On prévient la pourriture apicale en veillant à ce que le pH soit assez élevé et l’irrigation régulière.

*Les plants des variétés indéterminées poussent de façon continue et, sous nos climats québécois, peuvent facilement atteindre les 2 m de hauteur; il faut donc tuteurer en conséquence. En outre, leur production s’échelonne tout au long de la saison. Ceux des variétés déterminées montent rarement à plus de 1 m et leur production est concentrée dans le temps. La plupart des variétés dites anciennes sont indéterminées.

Écologie et environnement

La popularité de la tomate exige des surfaces de culture de plus en plus importantes. On la fait même pousser dans les régions désertiques, où la perte d’eau par évaporation est très importante. Dans certaines régions, on doit même détourner une partie de l’eau normalement destinée aux populations locales, déjà peu gâtées à cet égard, pour irriguer les champs de tomates.

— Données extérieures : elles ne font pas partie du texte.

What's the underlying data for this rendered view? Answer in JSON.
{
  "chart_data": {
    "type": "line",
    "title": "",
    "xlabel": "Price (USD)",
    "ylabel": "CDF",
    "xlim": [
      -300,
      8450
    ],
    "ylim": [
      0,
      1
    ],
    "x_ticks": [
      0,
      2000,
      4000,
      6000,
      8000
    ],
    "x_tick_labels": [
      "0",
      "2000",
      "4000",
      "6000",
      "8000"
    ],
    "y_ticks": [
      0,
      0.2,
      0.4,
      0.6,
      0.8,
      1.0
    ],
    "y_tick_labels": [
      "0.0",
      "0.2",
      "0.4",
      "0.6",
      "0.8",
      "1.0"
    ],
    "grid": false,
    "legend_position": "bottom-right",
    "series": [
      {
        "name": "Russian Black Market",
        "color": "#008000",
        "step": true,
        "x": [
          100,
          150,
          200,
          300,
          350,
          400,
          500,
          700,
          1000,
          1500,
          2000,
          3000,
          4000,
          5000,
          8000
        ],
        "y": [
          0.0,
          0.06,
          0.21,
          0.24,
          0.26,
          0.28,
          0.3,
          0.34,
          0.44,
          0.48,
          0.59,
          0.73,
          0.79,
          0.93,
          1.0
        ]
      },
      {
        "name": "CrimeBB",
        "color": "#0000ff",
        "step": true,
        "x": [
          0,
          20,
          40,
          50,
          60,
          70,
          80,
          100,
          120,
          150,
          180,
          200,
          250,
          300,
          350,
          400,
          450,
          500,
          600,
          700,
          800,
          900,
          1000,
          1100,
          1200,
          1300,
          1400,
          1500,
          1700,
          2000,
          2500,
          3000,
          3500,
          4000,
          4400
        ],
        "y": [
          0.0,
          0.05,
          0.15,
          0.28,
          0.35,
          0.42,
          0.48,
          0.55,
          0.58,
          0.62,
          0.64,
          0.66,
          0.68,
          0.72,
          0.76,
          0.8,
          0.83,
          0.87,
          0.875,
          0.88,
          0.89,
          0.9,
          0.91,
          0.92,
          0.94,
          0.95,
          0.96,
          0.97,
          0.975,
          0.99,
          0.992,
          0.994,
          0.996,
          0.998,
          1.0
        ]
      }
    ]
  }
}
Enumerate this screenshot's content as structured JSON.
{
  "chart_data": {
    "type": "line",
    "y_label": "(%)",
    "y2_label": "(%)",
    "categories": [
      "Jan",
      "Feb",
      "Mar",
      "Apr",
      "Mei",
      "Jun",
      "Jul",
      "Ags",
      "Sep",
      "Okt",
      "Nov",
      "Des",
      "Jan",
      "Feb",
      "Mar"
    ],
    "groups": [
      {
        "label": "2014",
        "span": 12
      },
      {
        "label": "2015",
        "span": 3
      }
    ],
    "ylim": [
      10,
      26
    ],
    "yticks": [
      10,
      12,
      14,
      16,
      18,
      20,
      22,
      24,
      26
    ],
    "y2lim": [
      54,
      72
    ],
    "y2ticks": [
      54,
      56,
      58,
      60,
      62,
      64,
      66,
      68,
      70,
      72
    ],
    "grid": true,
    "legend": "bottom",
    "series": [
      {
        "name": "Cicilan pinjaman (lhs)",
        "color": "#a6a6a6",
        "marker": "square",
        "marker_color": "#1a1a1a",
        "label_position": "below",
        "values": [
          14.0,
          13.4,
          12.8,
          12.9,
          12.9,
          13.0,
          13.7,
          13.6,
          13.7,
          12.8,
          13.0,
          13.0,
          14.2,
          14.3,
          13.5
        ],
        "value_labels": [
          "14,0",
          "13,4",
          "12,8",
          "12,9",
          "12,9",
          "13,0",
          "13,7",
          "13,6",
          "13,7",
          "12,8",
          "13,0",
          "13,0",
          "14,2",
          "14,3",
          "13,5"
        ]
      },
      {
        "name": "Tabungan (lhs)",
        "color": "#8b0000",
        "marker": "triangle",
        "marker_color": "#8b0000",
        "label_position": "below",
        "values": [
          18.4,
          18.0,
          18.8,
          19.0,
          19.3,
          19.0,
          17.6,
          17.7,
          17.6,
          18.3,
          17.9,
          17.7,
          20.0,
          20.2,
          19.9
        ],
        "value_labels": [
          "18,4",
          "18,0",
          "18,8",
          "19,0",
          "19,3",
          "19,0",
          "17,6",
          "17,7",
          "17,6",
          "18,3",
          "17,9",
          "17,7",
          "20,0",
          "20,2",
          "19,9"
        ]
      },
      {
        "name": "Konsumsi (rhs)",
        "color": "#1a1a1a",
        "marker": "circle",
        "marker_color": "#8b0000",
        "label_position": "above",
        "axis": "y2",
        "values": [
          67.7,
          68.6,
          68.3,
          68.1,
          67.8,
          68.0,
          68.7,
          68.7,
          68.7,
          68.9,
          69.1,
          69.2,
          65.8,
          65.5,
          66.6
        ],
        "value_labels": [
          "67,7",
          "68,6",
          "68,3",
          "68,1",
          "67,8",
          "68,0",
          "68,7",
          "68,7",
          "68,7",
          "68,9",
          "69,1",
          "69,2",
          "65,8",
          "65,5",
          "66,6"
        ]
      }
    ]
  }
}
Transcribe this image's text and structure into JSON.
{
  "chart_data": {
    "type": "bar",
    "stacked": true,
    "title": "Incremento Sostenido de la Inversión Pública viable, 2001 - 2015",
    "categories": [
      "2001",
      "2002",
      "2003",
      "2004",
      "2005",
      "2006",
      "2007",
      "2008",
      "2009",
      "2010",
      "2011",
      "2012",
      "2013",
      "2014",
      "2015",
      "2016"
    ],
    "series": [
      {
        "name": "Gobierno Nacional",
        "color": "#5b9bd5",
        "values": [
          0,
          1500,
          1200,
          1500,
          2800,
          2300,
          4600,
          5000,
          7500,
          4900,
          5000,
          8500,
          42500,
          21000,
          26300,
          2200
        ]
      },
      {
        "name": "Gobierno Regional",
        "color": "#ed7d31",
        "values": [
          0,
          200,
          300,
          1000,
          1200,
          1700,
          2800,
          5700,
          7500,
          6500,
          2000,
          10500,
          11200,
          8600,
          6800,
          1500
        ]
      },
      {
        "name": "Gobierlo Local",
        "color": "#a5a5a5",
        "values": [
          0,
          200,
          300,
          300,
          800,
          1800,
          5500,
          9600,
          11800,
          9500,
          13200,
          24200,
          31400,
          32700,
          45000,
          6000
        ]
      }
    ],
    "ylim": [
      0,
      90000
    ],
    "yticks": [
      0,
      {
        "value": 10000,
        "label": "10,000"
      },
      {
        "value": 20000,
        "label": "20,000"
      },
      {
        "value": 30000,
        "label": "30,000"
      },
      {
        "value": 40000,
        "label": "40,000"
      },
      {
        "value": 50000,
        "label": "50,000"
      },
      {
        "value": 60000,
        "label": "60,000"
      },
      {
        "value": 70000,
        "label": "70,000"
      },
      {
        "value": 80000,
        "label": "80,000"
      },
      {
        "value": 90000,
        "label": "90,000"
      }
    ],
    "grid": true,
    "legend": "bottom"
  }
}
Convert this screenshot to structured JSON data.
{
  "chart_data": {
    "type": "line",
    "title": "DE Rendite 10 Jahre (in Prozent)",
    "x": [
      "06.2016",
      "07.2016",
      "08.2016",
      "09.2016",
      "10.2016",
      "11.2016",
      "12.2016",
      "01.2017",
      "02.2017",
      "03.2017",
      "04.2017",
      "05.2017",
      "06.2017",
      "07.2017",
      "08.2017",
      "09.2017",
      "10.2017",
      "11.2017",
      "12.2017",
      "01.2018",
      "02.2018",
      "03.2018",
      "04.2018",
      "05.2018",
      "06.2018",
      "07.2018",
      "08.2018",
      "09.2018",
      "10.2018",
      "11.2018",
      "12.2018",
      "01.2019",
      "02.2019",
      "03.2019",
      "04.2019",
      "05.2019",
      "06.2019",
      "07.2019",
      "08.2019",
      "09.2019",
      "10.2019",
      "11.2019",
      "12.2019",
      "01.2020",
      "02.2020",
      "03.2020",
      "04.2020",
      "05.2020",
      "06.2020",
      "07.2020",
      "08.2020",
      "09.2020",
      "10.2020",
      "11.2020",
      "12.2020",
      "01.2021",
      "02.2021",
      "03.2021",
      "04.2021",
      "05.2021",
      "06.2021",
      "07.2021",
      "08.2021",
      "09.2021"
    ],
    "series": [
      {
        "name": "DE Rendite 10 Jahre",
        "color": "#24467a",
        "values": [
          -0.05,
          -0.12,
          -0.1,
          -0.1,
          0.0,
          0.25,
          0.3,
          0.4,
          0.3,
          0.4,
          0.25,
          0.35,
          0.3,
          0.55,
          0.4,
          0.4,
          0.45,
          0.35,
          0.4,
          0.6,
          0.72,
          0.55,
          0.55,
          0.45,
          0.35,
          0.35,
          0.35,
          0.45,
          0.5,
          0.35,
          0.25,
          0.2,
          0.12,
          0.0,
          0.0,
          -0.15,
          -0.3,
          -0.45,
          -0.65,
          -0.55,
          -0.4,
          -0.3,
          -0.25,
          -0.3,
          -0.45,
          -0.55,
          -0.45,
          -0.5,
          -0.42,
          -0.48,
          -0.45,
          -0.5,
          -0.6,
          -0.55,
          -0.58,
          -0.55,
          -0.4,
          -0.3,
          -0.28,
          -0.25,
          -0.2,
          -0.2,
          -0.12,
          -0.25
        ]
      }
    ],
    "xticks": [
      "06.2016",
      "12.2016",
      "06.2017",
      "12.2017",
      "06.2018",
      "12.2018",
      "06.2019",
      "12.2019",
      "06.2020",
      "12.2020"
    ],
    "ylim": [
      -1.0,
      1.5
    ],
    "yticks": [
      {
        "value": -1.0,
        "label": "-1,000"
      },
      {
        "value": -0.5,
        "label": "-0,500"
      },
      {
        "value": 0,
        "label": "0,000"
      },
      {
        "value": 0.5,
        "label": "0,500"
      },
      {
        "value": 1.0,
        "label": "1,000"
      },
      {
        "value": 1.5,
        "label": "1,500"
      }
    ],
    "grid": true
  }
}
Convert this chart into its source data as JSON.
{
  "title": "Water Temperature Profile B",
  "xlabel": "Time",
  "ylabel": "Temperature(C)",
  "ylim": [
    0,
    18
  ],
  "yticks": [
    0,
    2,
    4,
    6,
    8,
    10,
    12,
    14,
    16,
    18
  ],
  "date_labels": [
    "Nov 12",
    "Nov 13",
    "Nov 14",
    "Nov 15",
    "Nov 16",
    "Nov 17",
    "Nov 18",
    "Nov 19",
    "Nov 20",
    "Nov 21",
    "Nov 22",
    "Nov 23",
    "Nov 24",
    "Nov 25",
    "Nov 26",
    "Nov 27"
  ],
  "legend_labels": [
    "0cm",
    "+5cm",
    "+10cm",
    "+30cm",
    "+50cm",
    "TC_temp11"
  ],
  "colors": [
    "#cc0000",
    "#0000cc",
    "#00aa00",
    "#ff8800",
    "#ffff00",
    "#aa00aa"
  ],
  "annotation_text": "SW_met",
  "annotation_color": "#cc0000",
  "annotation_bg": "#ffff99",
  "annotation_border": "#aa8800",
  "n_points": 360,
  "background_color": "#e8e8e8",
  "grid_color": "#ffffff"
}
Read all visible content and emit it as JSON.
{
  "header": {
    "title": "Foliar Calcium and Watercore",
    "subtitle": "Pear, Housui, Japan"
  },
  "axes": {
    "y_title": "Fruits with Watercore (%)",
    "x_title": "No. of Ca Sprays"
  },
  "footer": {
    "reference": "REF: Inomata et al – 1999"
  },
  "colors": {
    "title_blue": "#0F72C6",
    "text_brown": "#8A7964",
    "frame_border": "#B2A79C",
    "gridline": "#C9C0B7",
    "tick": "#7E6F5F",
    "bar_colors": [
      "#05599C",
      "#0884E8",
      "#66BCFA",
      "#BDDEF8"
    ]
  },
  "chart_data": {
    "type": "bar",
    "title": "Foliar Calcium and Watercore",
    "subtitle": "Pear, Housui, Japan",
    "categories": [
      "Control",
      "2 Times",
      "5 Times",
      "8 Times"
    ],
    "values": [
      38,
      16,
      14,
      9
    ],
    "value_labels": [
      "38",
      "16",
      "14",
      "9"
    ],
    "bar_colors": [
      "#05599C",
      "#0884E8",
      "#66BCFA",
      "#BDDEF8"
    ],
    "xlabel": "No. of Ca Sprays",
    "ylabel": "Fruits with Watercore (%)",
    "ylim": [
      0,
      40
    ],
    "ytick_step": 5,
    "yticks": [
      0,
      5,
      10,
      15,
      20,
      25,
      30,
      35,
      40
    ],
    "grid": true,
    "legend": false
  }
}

Afin de les cultiver dans les régions désertiques situées en bordure de l’océan, des scientifiques des États-Unis ont mis au point des variétés de tomate que l’on peut irriguer avec de l’eau salée. Mais cette solution inquiète : l’irrigation des terres par l’eau de mer risque de faire augmenter les dépôts de sel dans le sol de ces régions, tandis que c’est justement à cause du sel qu’il a été rendu stérile.

De leur côté, quelques multinationales de l’agroalimentaire travaillent à la création d’une tomate transgénique résistante à la sécheresse. Ces expériences soulèvent aussi la controverse.